Saving too much? You bet. A New York Times review of Kotlikoff's numbers "showed that Fidelity's online calculators typically set the target of assets needed to cover spending in retirement 36.4% too high. Vanguard's was 53.1% too high. A calculator offered by TIAA-CREF, one of the largest managers of retirement savings, was 78%" higher than the calculations generated by Kotlikoff's ESPlanner.
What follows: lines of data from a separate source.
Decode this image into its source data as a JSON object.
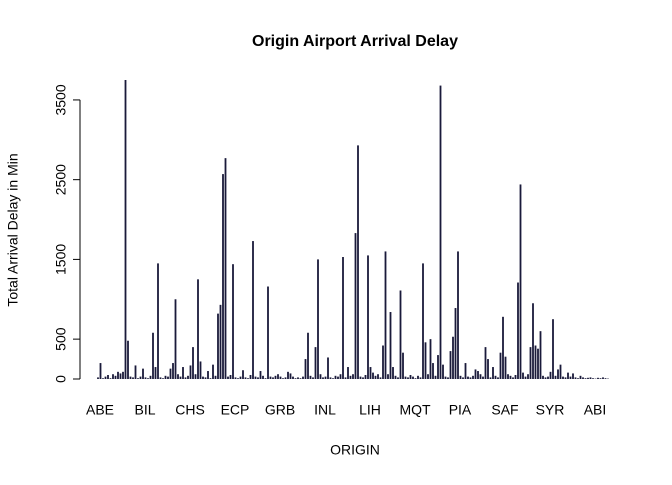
{
  "chart_data": {
    "type": "bar",
    "title": "Origin Airport Arrival Delay",
    "x_label": "ORIGIN",
    "y_label": "Total Arrival Delay in Min",
    "color": "#1a1a3a",
    "ylim": [
      0,
      3750
    ],
    "yticks": [
      0,
      500,
      1500,
      2500,
      3500
    ],
    "categories": [
      "ABE",
      null,
      null,
      null,
      null,
      null,
      null,
      null,
      null,
      null,
      null,
      null,
      null,
      null,
      null,
      null,
      null,
      null,
      "BIL",
      null,
      null,
      null,
      null,
      null,
      null,
      null,
      null,
      null,
      null,
      null,
      null,
      null,
      null,
      null,
      null,
      null,
      "CHS",
      null,
      null,
      null,
      null,
      null,
      null,
      null,
      null,
      null,
      null,
      null,
      null,
      null,
      null,
      null,
      null,
      null,
      "ECP",
      null,
      null,
      null,
      null,
      null,
      null,
      null,
      null,
      null,
      null,
      null,
      null,
      null,
      null,
      null,
      null,
      null,
      "GRB",
      null,
      null,
      null,
      null,
      null,
      null,
      null,
      null,
      null,
      null,
      null,
      null,
      null,
      null,
      null,
      null,
      null,
      "INL",
      null,
      null,
      null,
      null,
      null,
      null,
      null,
      null,
      null,
      null,
      null,
      null,
      null,
      null,
      null,
      null,
      null,
      "LIH",
      null,
      null,
      null,
      null,
      null,
      null,
      null,
      null,
      null,
      null,
      null,
      null,
      null,
      null,
      null,
      null,
      null,
      "MQT",
      null,
      null,
      null,
      null,
      null,
      null,
      null,
      null,
      null,
      null,
      null,
      null,
      null,
      null,
      null,
      null,
      null,
      "PIA",
      null,
      null,
      null,
      null,
      null,
      null,
      null,
      null,
      null,
      null,
      null,
      null,
      null,
      null,
      null,
      null,
      null,
      "SAF",
      null,
      null,
      null,
      null,
      null,
      null,
      null,
      null,
      null,
      null,
      null,
      null,
      null,
      null,
      null,
      null,
      null,
      "SYR",
      null,
      null,
      null,
      null,
      null,
      null,
      null,
      null,
      null,
      null,
      null,
      null,
      null,
      null,
      null,
      null,
      null,
      "ABI",
      null,
      null,
      null,
      null,
      null,
      null
    ],
    "values": [
      20,
      200,
      10,
      30,
      50,
      10,
      60,
      40,
      90,
      70,
      90,
      3750,
      480,
      30,
      20,
      170,
      10,
      30,
      130,
      20,
      10,
      40,
      580,
      150,
      1450,
      20,
      10,
      40,
      30,
      130,
      200,
      1000,
      60,
      30,
      150,
      20,
      40,
      170,
      400,
      60,
      1250,
      220,
      30,
      20,
      100,
      10,
      180,
      40,
      820,
      930,
      2570,
      2770,
      30,
      50,
      1440,
      20,
      10,
      30,
      110,
      20,
      10,
      50,
      1730,
      30,
      20,
      100,
      40,
      10,
      1160,
      30,
      20,
      40,
      60,
      30,
      10,
      20,
      90,
      70,
      30,
      10,
      20,
      10,
      30,
      250,
      580,
      40,
      20,
      400,
      1500,
      60,
      20,
      30,
      270,
      20,
      10,
      40,
      30,
      60,
      1530,
      20,
      150,
      40,
      60,
      1830,
      2930,
      30,
      20,
      50,
      1550,
      150,
      80,
      40,
      60,
      20,
      420,
      1600,
      60,
      840,
      150,
      40,
      20,
      1110,
      330,
      30,
      20,
      50,
      30,
      10,
      40,
      20,
      1450,
      460,
      60,
      500,
      200,
      40,
      300,
      3680,
      180,
      30,
      20,
      350,
      530,
      890,
      1600,
      40,
      20,
      200,
      30,
      20,
      40,
      120,
      100,
      60,
      30,
      400,
      250,
      20,
      150,
      40,
      20,
      330,
      780,
      280,
      60,
      40,
      20,
      50,
      1210,
      2440,
      80,
      30,
      60,
      400,
      950,
      420,
      380,
      600,
      40,
      20,
      30,
      90,
      750,
      40,
      120,
      180,
      30,
      20,
      80,
      30,
      70,
      20,
      10,
      40,
      20,
      10,
      15,
      20,
      10,
      5,
      15,
      10,
      20,
      10,
      5
    ]
  }
}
As expected, they were quite defensive about this challenge. The Times says: "The financial-planning industry prefers to characterize itself as cautious. William Ebsworth, chief investment officer of Fidelity Investments' Strategic Advisers division, which runs retirement programs, said, 'We take a very conservative approach,' preferring to err on the side of having money left over at death rather than risk running out before then."

While their reaction is understandable, it's a diversion: They fail to deal with their own conflict of interest and motives in overstating assets needed in retirement.

So let's repeat it again: You are unnecessarily investing too much of your hard-earned money into too many assets for retirement. As a result, you're sacrificing too much of the present, under the highly questionable and misleading assumptions about piling up excessive savings for an uncertain future."